At 6am on 1 April, with our wards staffed with supernumerary superuser nurses, rostered nurse leaders, as well as clinical and non-clinical UCLH staff both patient-facing and those usually behind the scenes, we turned it on. We had ‘gone live’ and entered our new digital world, together as one, in one moment.
Nine hospitals, 10,000 staff, 3,500 nurses and midwives moved from disparate systems, paper and digital, multiple log-ins to one system – one patient with one record that we could all see and use together. The battle plans came into action, for nurse leaders starting the day reviewing the safety dashboard to monitor how we were doing and share our intelligence from the frontline, making plans in response to the issues that inevitably emerged.
All of it was fuelled by cake baked by matrons who had left children with grandparents and child minders, as well as poetry, photos of staff pulling together and lots of laughs. Our WhatsApp group ensured speedy responses as questions were asked from all corners of our organisation. Our Epic Educators were generating daily training sessions in response to what we learned, and we managed to turn around tip sheets and a round-up of the day’s learning every day, despite the inevitable exhaustion.
We were a community with one goal: to ensure every nurse was supported to keep delivering excellent and safe patient care, and to have joy at work. No one would be left behind.

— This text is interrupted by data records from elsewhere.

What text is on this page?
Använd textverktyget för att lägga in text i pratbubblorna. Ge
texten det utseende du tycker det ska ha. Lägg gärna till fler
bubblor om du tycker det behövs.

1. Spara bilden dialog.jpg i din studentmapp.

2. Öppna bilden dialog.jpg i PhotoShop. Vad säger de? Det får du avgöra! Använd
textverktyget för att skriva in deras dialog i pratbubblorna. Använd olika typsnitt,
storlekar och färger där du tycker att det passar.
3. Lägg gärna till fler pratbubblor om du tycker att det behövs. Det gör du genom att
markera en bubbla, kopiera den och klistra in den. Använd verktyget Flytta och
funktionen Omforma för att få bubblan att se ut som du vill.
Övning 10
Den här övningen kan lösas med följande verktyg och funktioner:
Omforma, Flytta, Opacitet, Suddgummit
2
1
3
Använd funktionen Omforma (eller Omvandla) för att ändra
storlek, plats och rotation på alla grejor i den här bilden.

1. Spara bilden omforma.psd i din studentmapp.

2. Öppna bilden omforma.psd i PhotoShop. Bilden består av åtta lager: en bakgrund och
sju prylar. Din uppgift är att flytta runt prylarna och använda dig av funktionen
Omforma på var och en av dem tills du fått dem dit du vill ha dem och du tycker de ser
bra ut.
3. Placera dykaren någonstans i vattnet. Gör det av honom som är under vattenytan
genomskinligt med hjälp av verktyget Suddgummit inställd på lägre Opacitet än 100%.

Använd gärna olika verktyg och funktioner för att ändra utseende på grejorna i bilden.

It seems unbelievable looking back, but it worked. Twenty-six years in the NHS and I’ve not experienced anything like it. I feel privileged to have experienced this with my colleagues, to have made such a significant and positive change to nursing practice
And so: what does all this have to do with Bad Moms and Christmas? Well, as a nurse leader I had that mum sense of responsibility to ensure this experience was positive for every nurse in my UCLH family, that they had everything they wanted from the system. Like Mila, I put myself under undue pressure and like Mila’s fellow bad moms, my fellow nurse leaders stepped up and shared that pressure with a great deal of kindness and humour.
It doesn’t need to be perfect
And just like any Christmas, despite all the mum planning, there were things that didn’t go as planned or expected. Like presents that didn’t quite fit (or the kids had changed their mind about since they wrote their list), or items missing from the Christmas dinner (cranberry sauce this year), it wasn’t a perfect Christmas. Even so, the key ingredients were there, and it was a happy one – a success.
Similarly, our Epic go-live felt like a rush to the finish line. It was exhilarating, fun, and had a few bumps, but most importantly, it was a success. The nursing family adapted to the unexpected, responding rapidly as we learned our new way of working. Everyone didn’t get all the presents they wanted – sometimes the presents they thought they wanted weren’t quite as good as they expected and they quickly discarded them, instead loving something they hadn’t asked for. Today, nurses at UCLH say unanimously that they love Epic and they would never go back to how things were before March 2019.
I think we might have given them the best Christmas present ever…two weeks before Easter.